Ukraine wildfires creep closer to Chernobyl
Wildfires in Ukraine reached an area less than a mile and a half from where some of the most dangerous waste from the Chernobyl nuclear disaster is stored, according to an environmental group and Monday media reports.
Greenpeace Russia officials told Reuters that satellite images of wildfires blazing near the abandoned town of Pripyat show the burn areas to be much larger than Ukrainian officials have claimed publicly, and now sit 0.6 miles from the site of the disaster itself.
“According to satellite images taken on Monday, the area of the largest fire has reached 34,400 hectares,” Greenpeace said.

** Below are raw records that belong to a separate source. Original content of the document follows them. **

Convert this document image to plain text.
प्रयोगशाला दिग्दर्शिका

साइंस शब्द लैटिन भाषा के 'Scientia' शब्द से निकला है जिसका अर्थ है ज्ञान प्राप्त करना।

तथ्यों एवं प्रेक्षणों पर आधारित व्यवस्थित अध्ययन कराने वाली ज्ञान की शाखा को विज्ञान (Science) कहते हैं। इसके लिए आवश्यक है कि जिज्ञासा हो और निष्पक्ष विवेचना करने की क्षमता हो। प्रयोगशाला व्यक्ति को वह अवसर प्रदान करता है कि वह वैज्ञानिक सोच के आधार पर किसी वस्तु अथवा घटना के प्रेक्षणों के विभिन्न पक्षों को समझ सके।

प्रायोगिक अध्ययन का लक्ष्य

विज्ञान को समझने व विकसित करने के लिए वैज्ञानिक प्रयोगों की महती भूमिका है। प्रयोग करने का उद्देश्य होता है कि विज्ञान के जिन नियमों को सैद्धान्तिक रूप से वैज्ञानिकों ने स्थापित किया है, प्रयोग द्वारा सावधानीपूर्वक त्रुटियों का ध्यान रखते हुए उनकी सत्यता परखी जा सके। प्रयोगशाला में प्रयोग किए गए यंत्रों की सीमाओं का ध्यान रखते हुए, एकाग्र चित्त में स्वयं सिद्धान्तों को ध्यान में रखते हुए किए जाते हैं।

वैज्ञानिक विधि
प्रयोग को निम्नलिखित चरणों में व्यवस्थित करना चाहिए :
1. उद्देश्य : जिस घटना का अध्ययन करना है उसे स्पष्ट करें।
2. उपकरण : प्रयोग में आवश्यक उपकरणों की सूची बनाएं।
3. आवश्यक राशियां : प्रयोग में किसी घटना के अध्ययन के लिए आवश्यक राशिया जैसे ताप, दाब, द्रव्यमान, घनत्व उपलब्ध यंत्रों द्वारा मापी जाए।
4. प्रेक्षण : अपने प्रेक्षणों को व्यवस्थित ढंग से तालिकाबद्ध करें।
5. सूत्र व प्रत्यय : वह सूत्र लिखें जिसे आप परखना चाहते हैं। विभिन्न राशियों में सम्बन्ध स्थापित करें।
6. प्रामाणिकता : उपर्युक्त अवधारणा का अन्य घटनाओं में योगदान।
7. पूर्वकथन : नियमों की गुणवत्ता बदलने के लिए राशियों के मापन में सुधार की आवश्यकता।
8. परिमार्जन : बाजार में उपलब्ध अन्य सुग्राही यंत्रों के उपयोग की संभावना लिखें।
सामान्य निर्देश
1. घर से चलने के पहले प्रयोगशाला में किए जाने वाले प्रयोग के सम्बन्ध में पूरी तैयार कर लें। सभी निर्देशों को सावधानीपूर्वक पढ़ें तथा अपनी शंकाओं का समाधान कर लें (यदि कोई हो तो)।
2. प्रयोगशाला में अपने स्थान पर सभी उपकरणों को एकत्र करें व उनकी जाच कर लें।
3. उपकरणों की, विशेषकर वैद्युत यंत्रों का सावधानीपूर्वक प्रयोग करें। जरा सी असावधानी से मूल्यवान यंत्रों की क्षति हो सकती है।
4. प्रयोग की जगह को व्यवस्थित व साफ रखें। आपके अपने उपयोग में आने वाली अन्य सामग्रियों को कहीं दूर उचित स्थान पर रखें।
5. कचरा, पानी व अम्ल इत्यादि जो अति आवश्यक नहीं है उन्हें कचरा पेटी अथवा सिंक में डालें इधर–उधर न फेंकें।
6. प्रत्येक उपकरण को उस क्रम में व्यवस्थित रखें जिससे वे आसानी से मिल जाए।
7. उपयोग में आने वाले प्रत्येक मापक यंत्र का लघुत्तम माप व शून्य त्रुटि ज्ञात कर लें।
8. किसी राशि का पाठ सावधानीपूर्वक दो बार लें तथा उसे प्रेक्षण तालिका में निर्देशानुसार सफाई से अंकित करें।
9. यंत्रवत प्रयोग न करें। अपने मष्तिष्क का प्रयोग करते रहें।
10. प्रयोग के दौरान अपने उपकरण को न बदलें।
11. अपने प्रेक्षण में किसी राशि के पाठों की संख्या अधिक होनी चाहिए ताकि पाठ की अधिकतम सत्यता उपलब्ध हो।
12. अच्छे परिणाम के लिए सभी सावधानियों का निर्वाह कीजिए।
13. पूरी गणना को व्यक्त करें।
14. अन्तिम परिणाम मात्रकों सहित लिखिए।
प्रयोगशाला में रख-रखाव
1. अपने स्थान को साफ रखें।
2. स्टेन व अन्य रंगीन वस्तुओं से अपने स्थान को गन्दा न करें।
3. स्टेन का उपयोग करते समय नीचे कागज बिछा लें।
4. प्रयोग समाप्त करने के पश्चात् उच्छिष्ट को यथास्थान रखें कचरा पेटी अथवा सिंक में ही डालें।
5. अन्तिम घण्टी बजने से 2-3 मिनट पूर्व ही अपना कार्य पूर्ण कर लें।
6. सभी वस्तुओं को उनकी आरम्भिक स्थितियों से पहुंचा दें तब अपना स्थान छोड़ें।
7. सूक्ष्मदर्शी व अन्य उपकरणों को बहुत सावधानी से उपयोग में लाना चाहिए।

Greenpeace officials added that a second wildfire much closer to the destroyed nuclear plan now sits at 12,600 hectares, according to Reuters, which noted that Ukrainian officials said earlier this month that the fire only affected 20 hectares. Ukrainian officials reportedly did not respond to requests for comment on Greenpeace’s claims.
An official with the country’s top agency in charge of the region surrounding the Chernobyl power plant added to the Associated Press, however, that officials “cannot say the fire is contained.”
“We have been working all night, digging firebreaks around the plant to protect it from fire,” the official said.
Video and images obtained by the news service shows large swaths of trees in the country’s exclusion zone, largely uninhabited due to radiation, burning as firefighters work to control the blaze.
The region has reportedly experienced unusually dry weather in recent months, while local police have said that a 27-year-old resident deliberately started the blaze.